Der jüngste der drei Spaziergänger, Hermann Minkowski, war noch mehr Wunderkind als Hurwitz. Seine maßlose Begabung ließ ihn mit 15 sein Abitur machen und bereits mit 17 Jahren seinen ersten großen internationalen Auftritt absolvieren, als er 1881 die Preisaufgabe der Pariser Akademie im Wettbewerb um den Grand Prix des Sciences Mathématiques löste (es ging um die Darstellung einer ganzen Zahl als Summe von fünf Quadrat(zahl)en). Amüsant ist diese Episode, weil das Problem bereits 14 Jahre früher von Henry Smith, einem durchschnittlich begabten Professor in Oxford, gelöst worden war, ohne dass man in Paris davon Kenntnis nehmen wollte. (Dass dieses Ergebnis aus Oxford der Pariser Akademie durchrutschte, war nichts Ungewöhnliches, denn die Wissenschaftler dieser Epoche vermieden es, die Publikationen des jeweils anderen Landes ohne Not zur Kenntnis zu nehmen.) Bedeutend wird sie durch das Schlaglicht, welches sie auf den jungen Minkowski warf. Er löste die Aufgabe in einer Brillanz, dass die Akademie ihm gerne den Preis zuerkannte, obwohl national gesinnte Franzosen und Engländer jeweils eigene Einwände formulierten. Aber Charles Hermite und Camille Jordan, die zu dieser Zeit bestimmenden Köpfe ihres Fachs in Paris, wussten den biederen Zugriff Smiths von dem Genialen bei Minkowski wohl zu unterscheiden und hielten an ihrem Urteil fest.
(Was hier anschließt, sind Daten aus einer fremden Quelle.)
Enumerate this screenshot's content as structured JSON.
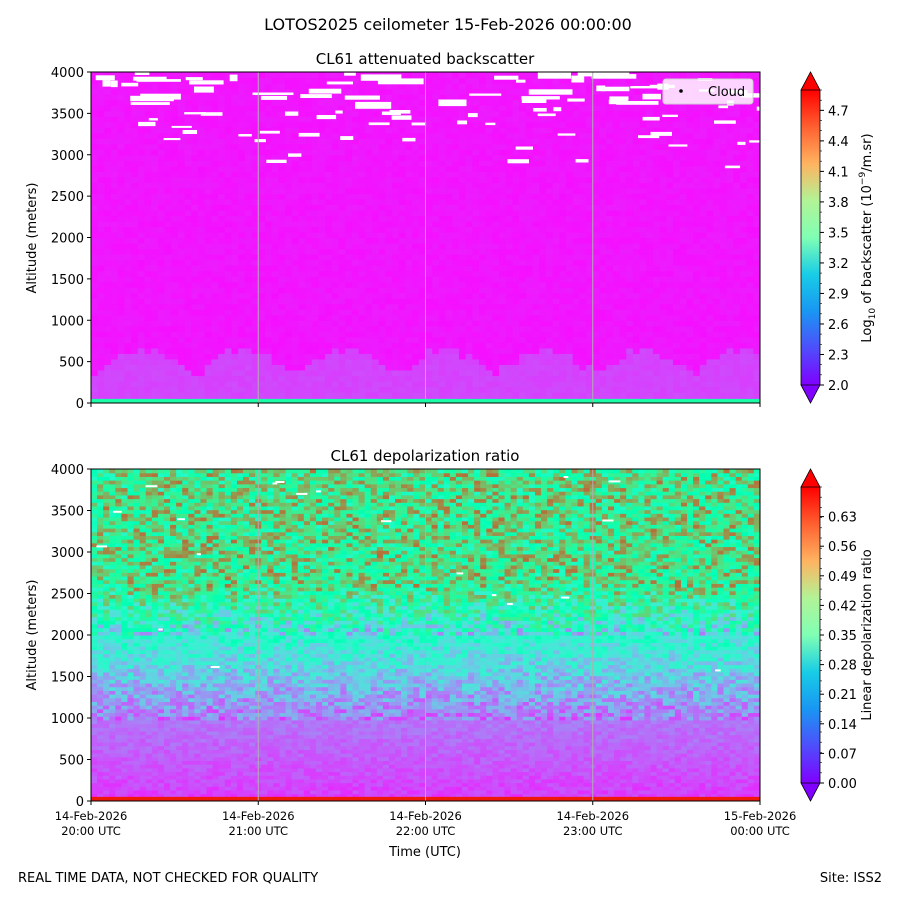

Jordan erkannte das Talent in dem jugendlichen Autor wie ein Künstler die Skulptur im Marmorblock und schrieb ihm: »Travaillez, je vous prie, à devenir un géomètre éminent.«10 Die Bitte ging in Erfüllung.
Die Familie Minkowski war erst wenige Jahre zuvor aus Alexoten (das heute zu Kaunas in Litauen gehört) eingewandert. Sie hatte sich unter der Herrschaft des Zaren nicht mehr wohl gefühlt, seit die Polnisch-Litauischen Gebiete nach dem Aufstand von 1862 unterdrückt, geknebelt und besteuert wurden. Die besseren schulischen Perspektiven und die Größe der polnischen Gemeinde im nahegelegenen Königsberg trugen wohl ein Übriges zur Umsiedlung bei.11 Der älteste Bruder, Maxim, war bereits zuvor nach Insterburg, nahe Königsberg, aufs Gymnasium gegangen.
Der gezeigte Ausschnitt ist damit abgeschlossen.